OptiMYz Magazine: The Synergy Workout – Part II

Featured in the latest issue of OptiMYz Magazine. By Adrian Veinot.

Hello muscle and endurance, good-bye fat. Following Part I in the May/June issue, we present the second half of this full-body workout. Add both to your long-term fitness repertoire and watch your energy level soar.

Split squatSplit squat

1-2 sets. Work 1 minute.

A: Stand with feet staggered far apart, one foot forward and one behind.

B: Squat down by flexing knee and hip of front leg. Allow heel of rear foot to rise up while knee of rear leg bends slightly until it almost makes contact with floor. Return to original standing position by extending hip and knee of forward leg. Repeat. Continue with opposite leg.

Burpee

Burpee or squat thrust

1-2 sets. Work 1 minute.

A: Stand upright with arms to sides.

B: Bend over and squat down. Place hands on floor, slightly wider than shoulder width.

Burpee Part 2

C: While holding upper body in place, kick legs back. Land on forefeet with body in straight plank position. Keeping upper body in place, pull legs forward
under body, returning feet to original position. Rise up to original standing posture.

Alternating shoulder press

Alternating shoulder press

1-2 sets. Work 1 minute.

A: Stand with dumbbells grasped on top of shoulders.

B: Alternating, press one dumbbell overhead explosively, lower under control and repeat with the other arm.

Front plank

Front plank

1-2 sets. Work 1 minute.

A: Lie face down on mat. Place forearms on mat, elbows under shoulders. Place legs together.

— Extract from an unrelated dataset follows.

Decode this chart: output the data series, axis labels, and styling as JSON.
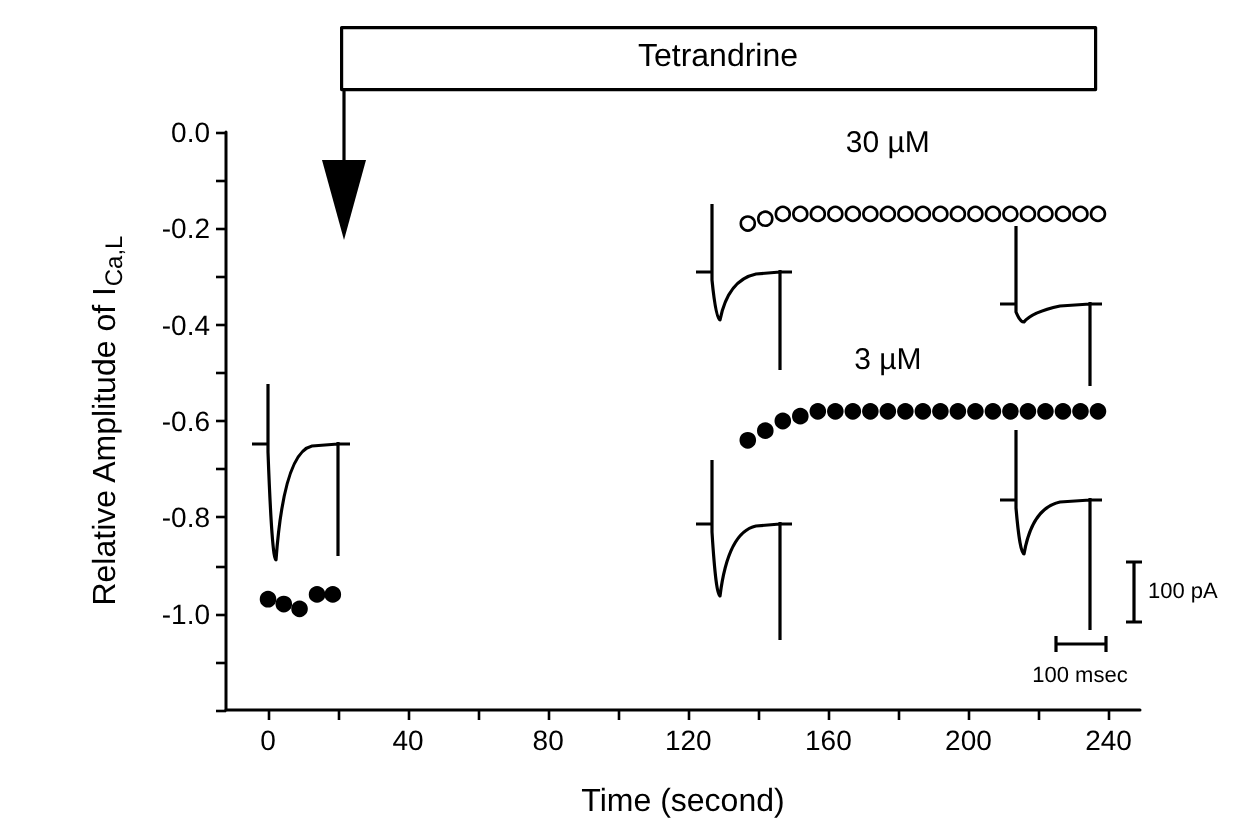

B: Raise body upward by straightening body in straight line. Hold position.

Med Ball slams

Side to side Med Ball slams

1-2 sets. Work 1 minute.

A: Stand with feet shoulder width far apart, medicine ball grasped in hands to one side of your hips.

B: In a circular motion swing the med ball overhead and downwards towards the floor on the opposite side of your body; release the ball slamming it into the ground; catch the ball on the bounce and repeat the slam to the other side.

Bicep speed curls

Tubing bicep speed curls

1-2 sets. Work 1 minute.

A: Grasp tubing handles with shoulder-width underhand grip.

B: With elbows to side, raise the handles until forearms are vertical. Lower until arms are fully extended. Repeat.